Janvier 2012. À cette époque, Eden Hazard fait sa tournée d'adieu à Lille, la Belgique attend toujours de se requalifier pour un tournoi international et Megaupload vient tout juste d'être fermé par le FBI. Dans la foulée du naufrage du Costa Concordia, Chelsea boucle son mercato en déposant neuf briques sur le compte en banque de Genk pour acquérir Kevin De Bruyne.

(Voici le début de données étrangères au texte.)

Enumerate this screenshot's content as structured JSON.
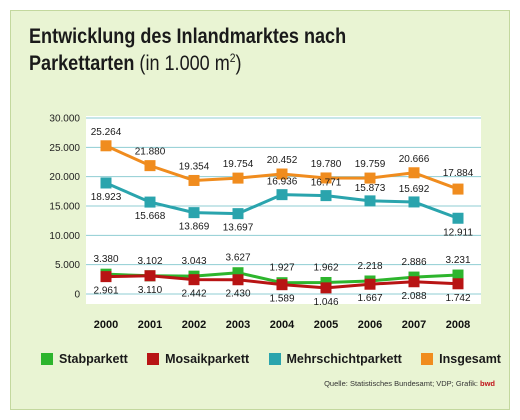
{
  "title_line1": "Entwicklung des Inlandmarktes nach",
  "title_line2": "Parkettarten",
  "title_unit": "(in 1.000 m",
  "title_unit_sup": "2",
  "title_unit_close": ")",
  "source_prefix": "Quelle: Statistisches Bundesamt; VDP; Grafik:",
  "source_brand": "bwd",
  "chart_data": {
    "type": "line",
    "x": [
      "2000",
      "2001",
      "2002",
      "2003",
      "2004",
      "2005",
      "2006",
      "2007",
      "2008"
    ],
    "ylim": [
      0,
      30000
    ],
    "yticks": [
      "0",
      "5.000",
      "10.000",
      "15.000",
      "20.000",
      "25.000",
      "30.000"
    ],
    "grid": true,
    "legend_position": "bottom",
    "series": [
      {
        "name": "Stabparkett",
        "color": "#2db52d",
        "values": [
          3380,
          3102,
          3043,
          3627,
          1927,
          1962,
          2218,
          2886,
          3231
        ],
        "labels": [
          "3.380",
          "3.102",
          "3.043",
          "3.627",
          "1.927",
          "1.962",
          "2.218",
          "2.886",
          "3.231"
        ]
      },
      {
        "name": "Mosaikparkett",
        "color": "#b81414",
        "values": [
          2961,
          3110,
          2442,
          2430,
          1589,
          1046,
          1667,
          2088,
          1742
        ],
        "labels": [
          "2.961",
          "3.110",
          "2.442",
          "2.430",
          "1.589",
          "1.046",
          "1.667",
          "2.088",
          "1.742"
        ]
      },
      {
        "name": "Mehrschichtparkett",
        "color": "#2aa4ad",
        "values": [
          18923,
          15668,
          13869,
          13697,
          16936,
          16771,
          15873,
          15692,
          12911
        ],
        "labels": [
          "18.923",
          "15.668",
          "13.869",
          "13.697",
          "16.936",
          "16.771",
          "15.873",
          "15.692",
          "12.911"
        ]
      },
      {
        "name": "Insgesamt",
        "color": "#f08c1e",
        "values": [
          25264,
          21880,
          19354,
          19754,
          20452,
          19780,
          19759,
          20666,
          17884
        ],
        "labels": [
          "25.264",
          "21.880",
          "19.354",
          "19.754",
          "20.452",
          "19.780",
          "19.759",
          "20.666",
          "17.884"
        ]
      }
    ]
  }
}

Le plan est limpide: laisser le jeune ailier gauche poursuivre son écolage jusqu'à la fin de la saison dans le Limbourg, avant de le rapatrier à Londres, et le prêter ensuite pour lui permettre de s'étoffer encore un peu plus. La preuve que l'on compte sur lui ? Il signe un contrat de cinq saisons et demi, quelques mois après avoir tapé dans l'oeil d'André Villas-Boas, qui a entre-temps dû laisser sa place à Roberto Di Matteo, puis Rafael Benitez.

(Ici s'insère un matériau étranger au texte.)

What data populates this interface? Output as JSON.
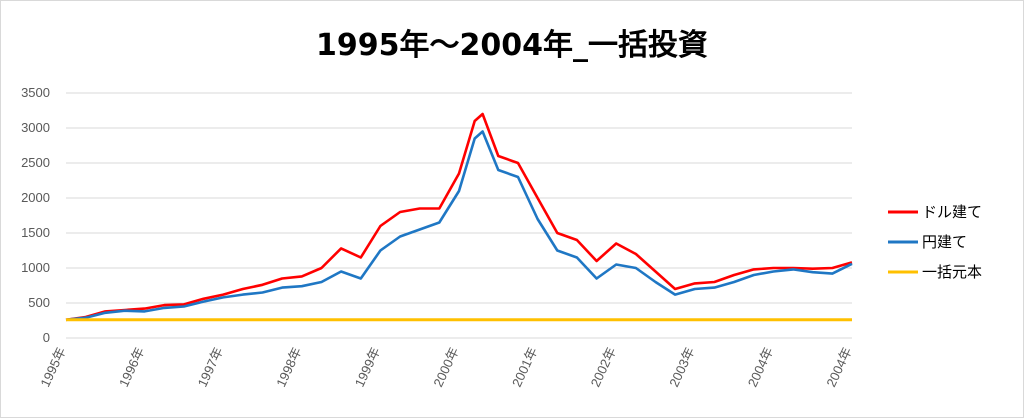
{
  "chart_data": {
    "type": "line",
    "title": "1995年～2004年_一括投資",
    "xlabel": "",
    "ylabel": "",
    "ylim": [
      0,
      3500
    ],
    "y_ticks": [
      "0",
      "500",
      "1000",
      "1500",
      "2000",
      "2500",
      "3000",
      "3500"
    ],
    "x_ticks": [
      "1995年",
      "1996年",
      "1997年",
      "1998年",
      "1999年",
      "2000年",
      "2001年",
      "2002年",
      "2003年",
      "2004年",
      "2004年"
    ],
    "grid": true,
    "legend_position": "right",
    "colors": {
      "dollar": "#ff0000",
      "yen": "#1f77c4",
      "principal": "#ffc000"
    },
    "series": [
      {
        "name": "ドル建て",
        "x": [
          0,
          0.25,
          0.5,
          0.75,
          1,
          1.25,
          1.5,
          1.75,
          2,
          2.25,
          2.5,
          2.75,
          3,
          3.25,
          3.5,
          3.75,
          4,
          4.25,
          4.5,
          4.75,
          5,
          5.2,
          5.3,
          5.5,
          5.75,
          6,
          6.25,
          6.5,
          6.75,
          7,
          7.25,
          7.5,
          7.75,
          8,
          8.25,
          8.5,
          8.75,
          9,
          9.25,
          9.5,
          9.75,
          10
        ],
        "values": [
          260,
          300,
          380,
          400,
          420,
          470,
          480,
          560,
          620,
          700,
          760,
          850,
          880,
          1000,
          1280,
          1150,
          1600,
          1800,
          1850,
          1850,
          2350,
          3100,
          3200,
          2600,
          2500,
          2000,
          1500,
          1400,
          1100,
          1350,
          1200,
          950,
          700,
          780,
          800,
          900,
          980,
          1000,
          1000,
          990,
          1000,
          1080
        ]
      },
      {
        "name": "円建て",
        "x": [
          0,
          0.25,
          0.5,
          0.75,
          1,
          1.25,
          1.5,
          1.75,
          2,
          2.25,
          2.5,
          2.75,
          3,
          3.25,
          3.5,
          3.75,
          4,
          4.25,
          4.5,
          4.75,
          5,
          5.2,
          5.3,
          5.5,
          5.75,
          6,
          6.25,
          6.5,
          6.75,
          7,
          7.25,
          7.5,
          7.75,
          8,
          8.25,
          8.5,
          8.75,
          9,
          9.25,
          9.5,
          9.75,
          10
        ],
        "values": [
          260,
          290,
          360,
          390,
          380,
          430,
          450,
          520,
          580,
          620,
          650,
          720,
          740,
          800,
          950,
          850,
          1250,
          1450,
          1550,
          1650,
          2100,
          2850,
          2950,
          2400,
          2300,
          1700,
          1250,
          1150,
          850,
          1050,
          1000,
          800,
          620,
          700,
          720,
          800,
          900,
          950,
          980,
          940,
          920,
          1060
        ]
      },
      {
        "name": "一括元本",
        "x": [
          0,
          10
        ],
        "values": [
          260,
          260
        ]
      }
    ]
  }
}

Le plan est surtout salutaire pour le joueur. Tout talentueux qu'il soit, KDB ne peut rivaliser d'emblée avec Juan Mata, Frank Lampard, Oscar, Florent Malouda ou encore Eden Hazard, tout juste débarqué pendant l'été pour quarante millions d'euros. À vingt-et-un ans, c'est donc au Werder Brême que sa carrière à l'étranger démarre vraiment, sous la forme d'un prêt sans option d'achat.

Collectivement, le club se plante, avec une quatorzième place qui fait tache. Mais à titre individuel, la première saison de Kevin dans un grand championnat est une réussite: dix buts, dix passes décisives et une position plus axiale de meneur de jeu qui convient mieux à sa vision d'aigle, De Bruyne impressionne. 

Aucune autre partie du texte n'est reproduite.